The same droid binary (v0.135.0, ~/.local/bin/droid and Factory.app/Contents/Resources/bin/droid are identical) works perfectly when launched from any standalone terminal (Terminal.app, iTerm, Warp, Zed, etc.).

Root cause

The Factory desktop daemon (droid daemon --listen ipc) is spawned by the Electron main process with Node's stdio: 'ipc' channel, which gives the daemon process two inherited env vars:

NODE_CHANNEL_FD=3
NODE_CHANNEL_SERIALIZATION_MODE=json

(fd 3 is the Node IPC channel between Electron main and the daemon.)

The daemon then directly fork-execs /bin/zsh to host the embedded right-pane terminal (verified via ps — the pane shell's PPID is the daemon, not the Factory main process). Because the daemon does not strip these two env vars before spawning the shell, they leak into the shell, and then into anything launched from it.

When the user types droid in that pane:

  1. The Node-based droid CLI starts and inherits NODE_CHANNEL_FD=3
  2. Node's startup detects the env var and automatically opens fd 3 as an IPC channel to a "parent" Node process
  3. But fd 3 in the droid process is either closed or points to Electron's IPC channel, which is not accessible from this descendant
  4. Droid's IpcDaemonClientTransport.sendWhenAvailable (src/transports/IpcDaemonClientTransport.ts:224) hits an immediate MetaError: IPC transport is not connected
  5. This bubbles up as ConnectionClosedError code=1000 reason=IPC disconnected → "Failed to create session"

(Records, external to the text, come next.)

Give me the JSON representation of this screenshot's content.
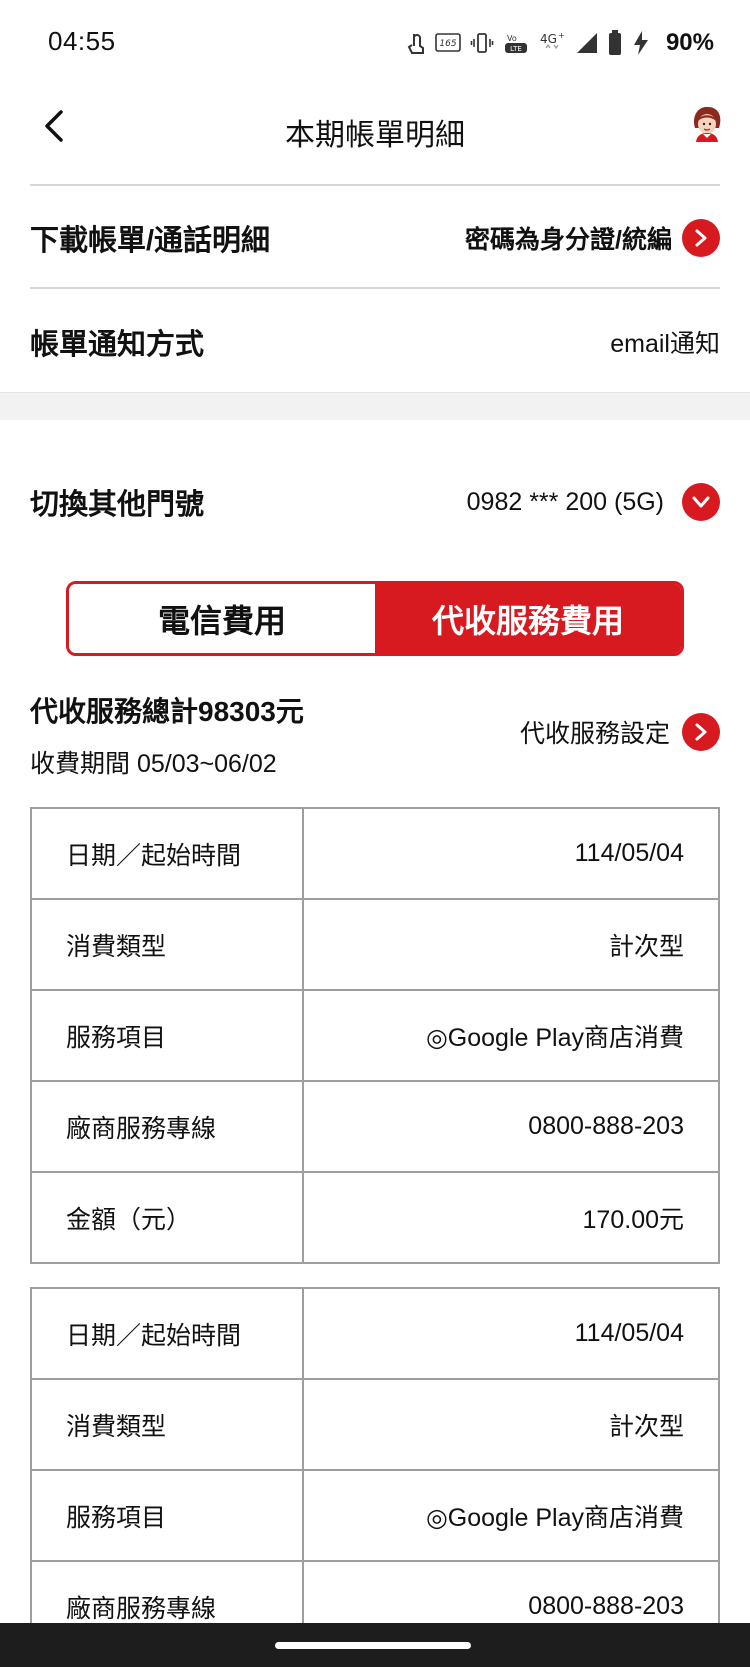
{
  "status_bar": {
    "time": "04:55",
    "battery": "90%",
    "icons": [
      "touch-icon",
      "refresh-rate-165hz-icon",
      "vibrate-icon",
      "volte-icon",
      "4g-plus-icon",
      "signal-icon",
      "battery-icon",
      "charging-icon"
    ]
  },
  "header": {
    "title": "本期帳單明細"
  },
  "rows": {
    "download": {
      "label": "下載帳單/通話明細",
      "value": "密碼為身分證/統編"
    },
    "notify": {
      "label": "帳單通知方式",
      "value": "email通知"
    },
    "switch": {
      "label": "切換其他門號",
      "value": "0982 *** 200 (5G)"
    }
  },
  "tabs": {
    "telecom": "電信費用",
    "collection": "代收服務費用"
  },
  "summary": {
    "title": "代收服務總計98303元",
    "period": "收費期間 05/03~06/02",
    "setting": "代收服務設定"
  },
  "records": [
    {
      "date_label": "日期／起始時間",
      "date_value": "114/05/04",
      "type_label": "消費類型",
      "type_value": "計次型",
      "item_label": "服務項目",
      "item_value": "◎Google Play商店消費",
      "hotline_label": "廠商服務專線",
      "hotline_value": "0800-888-203",
      "amount_label": "金額（元）",
      "amount_value": "170.00元"
    },
    {
      "date_label": "日期／起始時間",
      "date_value": "114/05/04",
      "type_label": "消費類型",
      "type_value": "計次型",
      "item_label": "服務項目",
      "item_value": "◎Google Play商店消費",
      "hotline_label": "廠商服務專線",
      "hotline_value": "0800-888-203"
    }
  ],
  "colors": {
    "accent": "#d71920",
    "divider": "#d6d6d6",
    "table_border": "#9e9e9e",
    "nav_bar": "#1d1d1d"
  }
}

The failure is deterministic, reproducible on every launch, and happens within ~50 ms of the "Connected and authenticated" log line, well before the SessionStart hook (which is async) finishes.

Reproduction

  1. macOS, Factory.app desktop v0.92.0, droid CLI v0.135.0
  2. Open the embedded right-pane terminal in Factory.app
  3. In that pane, run droid (or cd <any project> && droid)
  4. Observe immediate "创建会话失败 / Failed to create session" error in the TUI

Compare with: open Terminal.app / iTerm / Warp, run the same droid from the same ~/.local/bin/droid binary — works fine.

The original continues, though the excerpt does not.